Engineers design and develop systems to meet user needs. Most systems
are complex. The design and development of a complex system involves many
participants from various specialties. Systems engineers, in particular,
specialize in those issues that have to do with the effectiveness of
the whole system.
What is an effective system? One that satisfies the users (or stake
holders) and is flexible enough to be modified or upgraded as the user
needs and environment change. To satisfy the user, it must have a satisfactory
cost/benefit ratio, and that ratio must compare favorably with alternative
systems. In the city, for example, the automobile-transportation system
competes with one or more public transportation systems such as taxis and
urban mass transit. On a smaller scale, the automobiles of one manufacturer
compete with those of another manufacturer.
All product designs require iteration. Unforeseen consequences or side
effects always appear when a new product is used. These consequences demand
modifications to the product. Complex systems are composed of parts and
subsystems, each of which undergoes iteration in its design and development.
In addition, there are mismatches between the initial subsystem designs,
owing primarily to inadequate understanding by subsystem designers of the
workings of the larger system.
Unfortunately, the various participants in the design and development
of a new system (or the modification of an existing system) are often not
even aware of each others' existence. This lack of awareness limits their
view as they contribute to the whole (or to a subsystem). This limited
view leads to unnecessary iteration in the design and development processes.
The participants also tend to limit their view to the initial
life of the system or subsystem. This limited-time view leads to components
or subsystems that cannot accomodate the changes that an evolving society
requires, and can cause early obsolescence of the whole system.

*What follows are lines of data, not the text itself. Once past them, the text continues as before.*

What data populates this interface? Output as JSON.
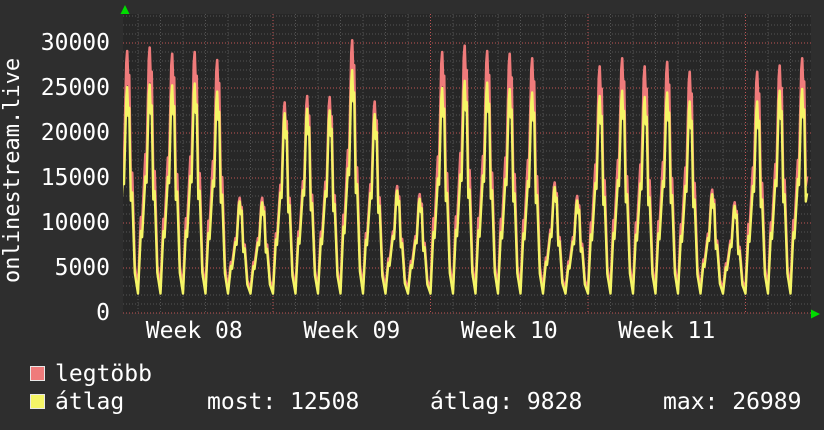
{
  "title": "onlinestream.live",
  "colors": {
    "background": "#2e2e2e",
    "canvas": "#272727",
    "text": "#ffffff",
    "series_max": "#ef7b7b",
    "series_avg": "#f5f566",
    "grid_minor": "#565656",
    "grid_major_red": "#c25555",
    "axis_arrow_green": "#00dc00",
    "legend_swatch_border": "#e8e8e8"
  },
  "legend": {
    "items": [
      {
        "label": "legtöbb",
        "color": "#ef7b7b"
      },
      {
        "label": "átlag",
        "color": "#f5f566"
      }
    ]
  },
  "stats_row": {
    "most": {
      "text": "most: 12508"
    },
    "atlag": {
      "text": "átlag: 9828"
    },
    "max": {
      "text": "max: 26989"
    }
  },
  "chart_data": {
    "type": "line",
    "title": "onlinestream.live",
    "x_axis": {
      "labels": [
        "Week 08",
        "Week 09",
        "Week 10",
        "Week 11"
      ],
      "minor_grid": "1 day",
      "major_grid": "1 week (red dashed)"
    },
    "y_axis": {
      "tick_labels": [
        "0",
        "5000",
        "10000",
        "15000",
        "20000",
        "25000",
        "30000"
      ],
      "tick_values": [
        0,
        5000,
        10000,
        15000,
        20000,
        25000,
        30000
      ],
      "minor_step": 1000,
      "visible_max": 33000,
      "grid": true
    },
    "series": [
      {
        "name": "legtöbb",
        "color": "#ef7b7b",
        "trough": 2600,
        "daily_peaks": [
          29100,
          29500,
          28800,
          29000,
          28100,
          12800,
          12800,
          23400,
          24100,
          24000,
          30300,
          23500,
          14100,
          13200,
          29000,
          29700,
          29100,
          28800,
          28300,
          14500,
          13000,
          27400,
          28300,
          27400,
          27900,
          26800,
          13700,
          12300,
          26800,
          27500,
          28300
        ]
      },
      {
        "name": "átlag",
        "color": "#f5f566",
        "trough": 2150,
        "daily_peaks": [
          25100,
          25400,
          25300,
          25500,
          24600,
          12400,
          12300,
          22200,
          22700,
          22500,
          26989,
          22100,
          13600,
          12700,
          25000,
          25800,
          25600,
          24900,
          24500,
          14000,
          12500,
          24100,
          24700,
          24000,
          24500,
          23500,
          13200,
          11900,
          23500,
          24700,
          24900
        ]
      }
    ],
    "stats": {
      "most": 12508,
      "atlag": 9828,
      "max": 26989
    }
  }
}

The parts of a system are always imperfect. In order for a system to
work effectively, the system as a whole must accomodate or tolerate imperfect
performance of the parts.
The art of system integration is the use of
procedures of thought and action that exhibit the above four characteristics
during system design and development. This art is best acquired by experience.
The curricula of the Department of Systems Engineering help students acquire
this art and the associated situational awareness through appropriately
guided team design experiences.
The core courses of the Systems Engineering Department deal primarily
with issues that pertain to whole systems (or whole subsystems); these
issues include problem definition, mathematical or computer modeling of
complex systems (including physical, economic, and social-preference variables),
optimal decision making (perhaps with multiple criteria), decision-making
and predicting with uncertain information, and procedures for conceptualizing
and controlling system behavior.
Most systems have mechanical, electrical, and other aspects to them. They usually include one or more computers as well. For detailed design and analysis of these aspects of a system, we usually turn to a specialist in mechanical, electrical, or computer engineering. The specialty of the system engineer is in integrating the pieces of the system into an effective whole. These pieces are typically not mechanical, electrical, or computer in nature, but rather, functional in nature; hence, they often belong more nearly to the systems engineering specialty than to any other. The combined efforts of engineers of various specialties are needed to produce an effective system.